You could bring it into contact with live high-voltage power lines!
Stop with the T-72 as a top line battle tank. The Soviet top line tank was the T-64 concurrently with the T-72. The T-72 was for lower echelon units and export to include rights to construct locally. Most Iraqi T-72’s were locally manufactured and of inferior quality.
Penetration of armor types and other capabilities are highly classified. Anything you see published is someone’s guess.
The Lockheed LOSAT can defeat even the Abrams’ DU armor.
What is the point of having advanced tanks? You blow the treads off, it is helpless. they are like those 1920s battleships-expensive to build and operate, useless in combat, and vulnerable to advanced weapons. Why not convert them to robotic operation? then at least, you don’t risk the crew’s lives.
The Soviet T72 was okay, but as you observed the T72M series was the “export” model. The T90-series is basically a fancied-up T72, redesignated because the T72 came away from the Gulf War with such a horrible reputation.
Are we talking abouttanks made of wood?
An ordinary dumb bomb when dropped close enough will do it - does not even need to hit.
Again, I am mostly interested in what could the Balkan countries (except Greece) do in my example? They don’t have Javelines, A-10’s or anything similar.
They have T-72’s, old Soviet AT guided missiles, the newest are the AT 7 and AT 10 Metis in the Bulgarian army, but they are still too old to do any damage to modern tanks, unless you hit a sweet spot, here is the equipment list of the Bulgarian army, which is maybe the strongest by equipment quality https://en.wikipedia.org/wiki/Modern_equipment_of_the_Bulgarian_land_forces
The Turkish air force is many times stronger than all Balkan countries airforces united (around 200 F-16’s for example, while in the Balkans, Serbia and Bulgaria have downgraded export Mig 29’s, combined maybe 10-15 in working order, they do have ground attack aircraft too, but if you don’t have air superiority, they’re useless) , the only good thing in the Balkans inventory would be the S-300 of the Bulgarian army, which still wouldn’t be enough to fight with +200 F-16’s.
Bottom line, Turkey has air superiority, 350 Leopard 2 tanks and Balkans has Soviet equipment from the 80’s, some of which is downgraded export variants, any way the Balkans could stop the Turks from invading them?
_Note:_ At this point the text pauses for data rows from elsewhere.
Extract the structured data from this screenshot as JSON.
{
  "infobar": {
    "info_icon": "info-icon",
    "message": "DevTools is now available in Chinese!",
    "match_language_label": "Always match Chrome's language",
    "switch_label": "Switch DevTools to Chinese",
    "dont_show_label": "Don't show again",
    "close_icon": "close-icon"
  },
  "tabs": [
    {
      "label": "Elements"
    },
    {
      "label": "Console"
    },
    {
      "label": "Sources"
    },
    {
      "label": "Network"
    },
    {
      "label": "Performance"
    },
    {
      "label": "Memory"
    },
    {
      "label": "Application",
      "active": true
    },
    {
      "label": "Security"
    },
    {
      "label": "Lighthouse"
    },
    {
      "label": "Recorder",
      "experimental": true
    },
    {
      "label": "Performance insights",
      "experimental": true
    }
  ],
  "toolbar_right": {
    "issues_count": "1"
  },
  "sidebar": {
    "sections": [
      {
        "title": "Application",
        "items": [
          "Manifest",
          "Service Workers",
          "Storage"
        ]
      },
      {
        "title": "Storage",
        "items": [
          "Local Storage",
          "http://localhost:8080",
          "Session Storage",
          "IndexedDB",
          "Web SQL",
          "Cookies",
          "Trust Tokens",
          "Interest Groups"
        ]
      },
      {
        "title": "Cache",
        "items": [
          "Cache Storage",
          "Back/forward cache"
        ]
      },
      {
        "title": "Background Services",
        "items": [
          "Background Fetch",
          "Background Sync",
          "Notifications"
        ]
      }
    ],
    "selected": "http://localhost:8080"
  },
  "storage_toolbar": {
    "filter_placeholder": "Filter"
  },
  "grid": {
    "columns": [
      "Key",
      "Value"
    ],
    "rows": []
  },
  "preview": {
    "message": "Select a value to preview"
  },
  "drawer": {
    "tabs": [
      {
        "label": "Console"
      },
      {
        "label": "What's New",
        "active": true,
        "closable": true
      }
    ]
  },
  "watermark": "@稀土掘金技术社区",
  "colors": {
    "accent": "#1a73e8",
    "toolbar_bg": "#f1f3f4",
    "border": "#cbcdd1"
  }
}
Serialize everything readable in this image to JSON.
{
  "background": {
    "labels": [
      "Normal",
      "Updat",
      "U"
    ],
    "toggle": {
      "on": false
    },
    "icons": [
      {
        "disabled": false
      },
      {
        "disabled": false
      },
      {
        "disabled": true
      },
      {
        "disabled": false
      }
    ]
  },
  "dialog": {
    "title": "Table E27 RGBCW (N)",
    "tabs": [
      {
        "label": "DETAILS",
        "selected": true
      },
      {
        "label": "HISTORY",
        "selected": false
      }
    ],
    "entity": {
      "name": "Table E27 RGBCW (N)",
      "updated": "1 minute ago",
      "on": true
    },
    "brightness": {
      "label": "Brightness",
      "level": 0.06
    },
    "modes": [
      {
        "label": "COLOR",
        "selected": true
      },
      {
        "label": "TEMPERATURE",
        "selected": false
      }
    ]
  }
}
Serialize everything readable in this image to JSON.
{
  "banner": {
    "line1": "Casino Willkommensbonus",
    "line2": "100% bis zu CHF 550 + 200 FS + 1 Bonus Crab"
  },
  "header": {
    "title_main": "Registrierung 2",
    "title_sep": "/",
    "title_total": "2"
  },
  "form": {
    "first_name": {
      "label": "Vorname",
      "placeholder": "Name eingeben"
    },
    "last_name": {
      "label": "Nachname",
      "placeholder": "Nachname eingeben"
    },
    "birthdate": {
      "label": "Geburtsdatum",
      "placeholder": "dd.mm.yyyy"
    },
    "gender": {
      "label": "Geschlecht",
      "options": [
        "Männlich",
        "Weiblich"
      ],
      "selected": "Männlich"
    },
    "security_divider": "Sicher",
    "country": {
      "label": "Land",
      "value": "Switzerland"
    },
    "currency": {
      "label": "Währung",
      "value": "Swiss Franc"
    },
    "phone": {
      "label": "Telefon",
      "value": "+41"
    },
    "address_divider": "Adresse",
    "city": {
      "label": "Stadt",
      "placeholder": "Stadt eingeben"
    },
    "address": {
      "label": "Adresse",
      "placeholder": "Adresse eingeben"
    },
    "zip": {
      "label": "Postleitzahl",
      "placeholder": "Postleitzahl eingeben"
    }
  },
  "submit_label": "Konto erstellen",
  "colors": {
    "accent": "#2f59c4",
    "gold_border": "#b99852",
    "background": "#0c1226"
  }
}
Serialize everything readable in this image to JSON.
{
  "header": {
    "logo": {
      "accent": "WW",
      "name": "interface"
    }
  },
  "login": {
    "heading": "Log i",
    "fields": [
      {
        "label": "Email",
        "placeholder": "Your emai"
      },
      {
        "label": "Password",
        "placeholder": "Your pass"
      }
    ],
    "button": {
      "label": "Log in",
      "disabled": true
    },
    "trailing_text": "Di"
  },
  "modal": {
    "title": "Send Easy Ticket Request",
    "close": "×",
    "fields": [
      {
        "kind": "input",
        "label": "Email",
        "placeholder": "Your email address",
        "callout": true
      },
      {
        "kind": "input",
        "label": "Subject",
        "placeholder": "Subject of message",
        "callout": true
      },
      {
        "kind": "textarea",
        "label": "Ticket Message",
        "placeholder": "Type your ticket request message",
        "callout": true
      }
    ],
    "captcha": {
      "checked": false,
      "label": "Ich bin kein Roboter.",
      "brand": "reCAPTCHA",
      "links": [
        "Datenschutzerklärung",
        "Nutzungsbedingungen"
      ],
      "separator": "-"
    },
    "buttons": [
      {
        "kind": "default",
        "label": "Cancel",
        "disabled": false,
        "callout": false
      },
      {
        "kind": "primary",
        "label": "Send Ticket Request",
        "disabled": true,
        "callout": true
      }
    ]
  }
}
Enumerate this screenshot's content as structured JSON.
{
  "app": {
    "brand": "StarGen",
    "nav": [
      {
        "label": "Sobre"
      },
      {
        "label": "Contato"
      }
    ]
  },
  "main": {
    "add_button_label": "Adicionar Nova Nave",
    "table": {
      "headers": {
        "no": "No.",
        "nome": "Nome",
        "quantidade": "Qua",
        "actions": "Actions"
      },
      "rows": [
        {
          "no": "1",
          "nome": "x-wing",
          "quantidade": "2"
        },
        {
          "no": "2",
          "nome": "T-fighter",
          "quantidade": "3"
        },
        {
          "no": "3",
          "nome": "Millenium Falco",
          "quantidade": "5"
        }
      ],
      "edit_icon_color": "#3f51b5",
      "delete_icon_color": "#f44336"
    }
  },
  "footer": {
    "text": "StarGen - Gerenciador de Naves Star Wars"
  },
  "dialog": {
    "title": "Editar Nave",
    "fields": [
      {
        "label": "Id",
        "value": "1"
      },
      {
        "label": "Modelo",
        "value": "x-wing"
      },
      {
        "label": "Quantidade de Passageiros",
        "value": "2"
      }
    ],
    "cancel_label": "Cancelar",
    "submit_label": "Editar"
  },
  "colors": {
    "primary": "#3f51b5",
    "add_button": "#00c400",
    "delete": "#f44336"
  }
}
As I said the scenario is of course unrealistic, but I am interested in how big of a change does a modern MBT actually make, since they cost so much.
Notice that in nearly all scenarios mentioned, you need one of two things, or both: 1) adequate concealment on land and no pesky enemy infantry to allow you to sneak up on a tank, or let the tank come close enough for you to fire your AT rocket, or 2) have the air all to yourself so you can drop all sorts of bombs and missiles on the enemy tanks.
Aside from the risk of getting hit by enemy fire, a tank will not necessarily come close enough to you, unless you’re its objective. Without air superiority, you will not be able to bring your helicopters anywhere near enough to launch your missiles.
So if the enemy has control over the air, has softened the ground up ahead enough with artillery, and with infantry support, his tanks are invincible. In a nuclear battlefield, it’s even more acute: no airplanes above you, no infantry alive. It’s just tank-to-tank.
A Saudi Abrams was recently destroyed in Yemen using what is probably a Tosun anti-tank guided missile:
Heavy tanks are useless in the Balkans. The bridges are too weak, roads too narrow and the terrain is just no good for tanks.
One man in a ditch with a magnetic bomb can stop a tank - sure he has to be a bit of a nutter, but history shows us that that part of the world is not short of nutters.
Heavy tanks are yesterday’s toy. A modern army needs to be fast and light on it’s feet.
Try taking a Balkan city with enemy main battle tanks lurking in every alley and camouflaged with rubble.
I seem to remember a thread on the Dope where we had a former Abrams tanker contributing. He mentioned that it was surprisingly easy to lose a track during abnormal maneuvers. Another poster asked if the tracks could be derailed with a bundle of rebar put through the big sprocket at the corners of the tank and the former tanker thought it was very possible. Will do some searching to see if I can dig it up.
Unless your talking about how do infantry take down a modern tank, be where it aint. Its probably easier to foul their fuel supply at source, than it is to take down one of them. Given time, go old school and dig a tiger trap, if the tank is going fast enough when it goes down, the crew are probably gonners when they hit bottom, fill in the hole and move on.
Immobilizing a tank is not so difficult with many man portable weapons. And that is an effective goal, if the tanks are the leading edge without enough support. A blitzkrieg sort of attack. I believe that Germany had a tactic called hedgehog or hedgerow? Man portable weapons to immobilize but not actually destroy the massive numbers of Russian tanks that they expected to face. Falling back while thinning out the number of tanks advancing. An immobile tank that is now behind the advancing front line is useless. The crew should start digging it in in case the line comes back and it can then be a pillbox.